Every year has a new “it” toy. There’s always something so awesome, it just has to get under the tree. These toys are flying off the shelves faster than retailers can stock them, setting up an incredibly inflated secondhand market. People are willing to pay two or three times the retail price just to get whatever it is that’s sparked national attention.

Criminals are taking advantage of parents’ desire to make the holidays memorable for their children. In many cases, scammers set up fake Facebook pages, Instagram sites and Twitter profiles offering the must-have toy “giveaways” to people who followed them and downloaded a “fan app.” Of course, there were no toys being given away. Worse yet, the fan app was a piece of malware that stole personal information and transmitted it to scammers. If you’re toy hunting, be cautious. Practice these tips for safe searching.

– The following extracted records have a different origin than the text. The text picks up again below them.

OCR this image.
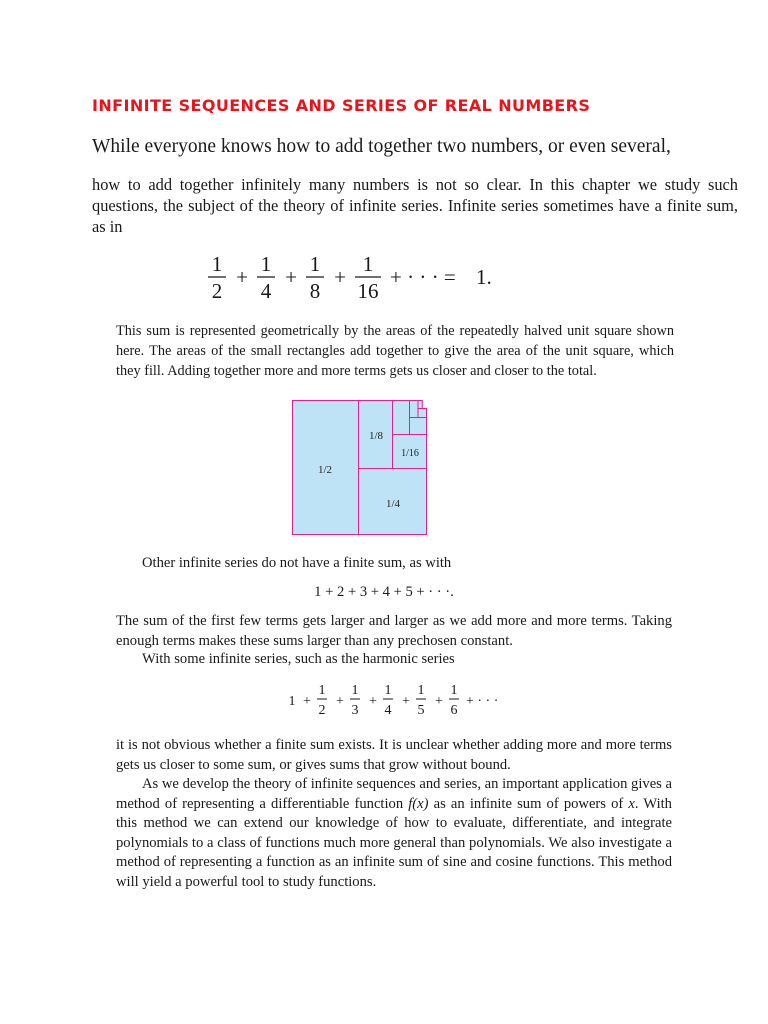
INFINITE SEQUENCES AND SERIES OF REAL NUMBERS

While everyone knows how to add together two numbers, or even several,

how to add together infinitely many numbers is not so clear. In this chapter we study such questions, the subject of the theory of infinite series. Infinite series sometimes have a finite sum, as in

1
2
+
1
4
+
1
8
+
1
16
+ · · · = 1.

This sum is represented geometrically by the areas of the repeatedly halved unit square shown here. The areas of the small rectangles add together to give the area of the unit square, which they fill. Adding together more and more terms gets us closer and closer to the total.

1/2
1/4
1/8
1/16

Other infinite series do not have a finite sum, as with

1 + 2 + 3 + 4 + 5 + · · ·.

The sum of the first few terms gets larger and larger as we add more and more terms. Taking enough terms makes these sums larger than any prechosen constant.

With some infinite series, such as the harmonic series

1 +
1
2
+
1
3
+
1
4
+
1
5
+
1
6
+ · · ·
it is not obvious whether a finite sum exists. It is unclear whether adding more and more terms gets us closer to some sum, or gives sums that grow without bound.
As we develop the theory of infinite sequences and series, an important application gives a method of representing a differentiable function f(x) as an infinite sum of powers of x. With this method we can extend our knowledge of how to evaluate, differentiate, and integrate polynomials to a class of functions much more general than polynomials. We also investigate a method of representing a function as an infinite sum of sine and cosine functions. This method will yield a powerful tool to study functions.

1.) Never download anything you don’t need

The fastest way into a house isn’t through a broken window. It’s through the front door. The same is true for your computer. It takes serious sophistication to break modern encryption protocols and steal personal information from an internet user. It’s far easier to get them to send the information directly to you, and the easiest way to do that is to trick them into installing something on their computer.

Before you click any download link, ask yourself three questions.

1)    Do I know the company that produced this software?

2)    Do I trust the person who sent me the link?

3)    Do I need this software for my daily life?

If the answer to any of those questions is “no,” then close the browser. If you’re not sure who’s at the door, you don’t open it. If you have any doubt about the safety of a piece of software, don’t download it. These rules apply n matter what device you’re using. Your mobile device has just as much personally identifiable information on it as your desktop computer does; safeguard both!

2.) Double-check when shopping online

Many scammers have gone a more conventional route to stealing money. They promise goods, take the money for an order, then don’t deliver the goods. While this is a common scam most times of the year, the insanity of holiday shopping makes consumers more vulnerable.

Somewhat more insidiously, some scammers have been posting “black market” hot toys. Factory defects are being sold at many times more than retail prices. Such practices are even occurring on reputable websites such as Amazon and eBay. The best way to check against this practice is to look at reviews for the account. If someone’s selling a hot new toy but they’ve never sold anything before, it’s a good bet they’re running some kind of con.

If you decide you absolutely have to shop the secondhand market, try to deal locally. Never send or wire payment through unsecured means, like a cashier’s check or wire transfer. Try to meet your buyer in a public place and always inspect the goods before handing over the money.

3.) Read the reviews before the hype

Despite the popularity, many parents who got their hands on the hot toy of the season are disappointed. Talk to your children about what they really want for the holidays. It may be they want something entirely different. Don’t assume the popularity of a toy will translate directly into joyful memories around the holiday tree. Find something your children will really treasure. They and your pocketbook will thank you!

Don’t forget that the best things about the season don’t come from toy stores. You don’t need to spend a lot of money to build great holiday memories. You just need to spend time together! Happy Holidays!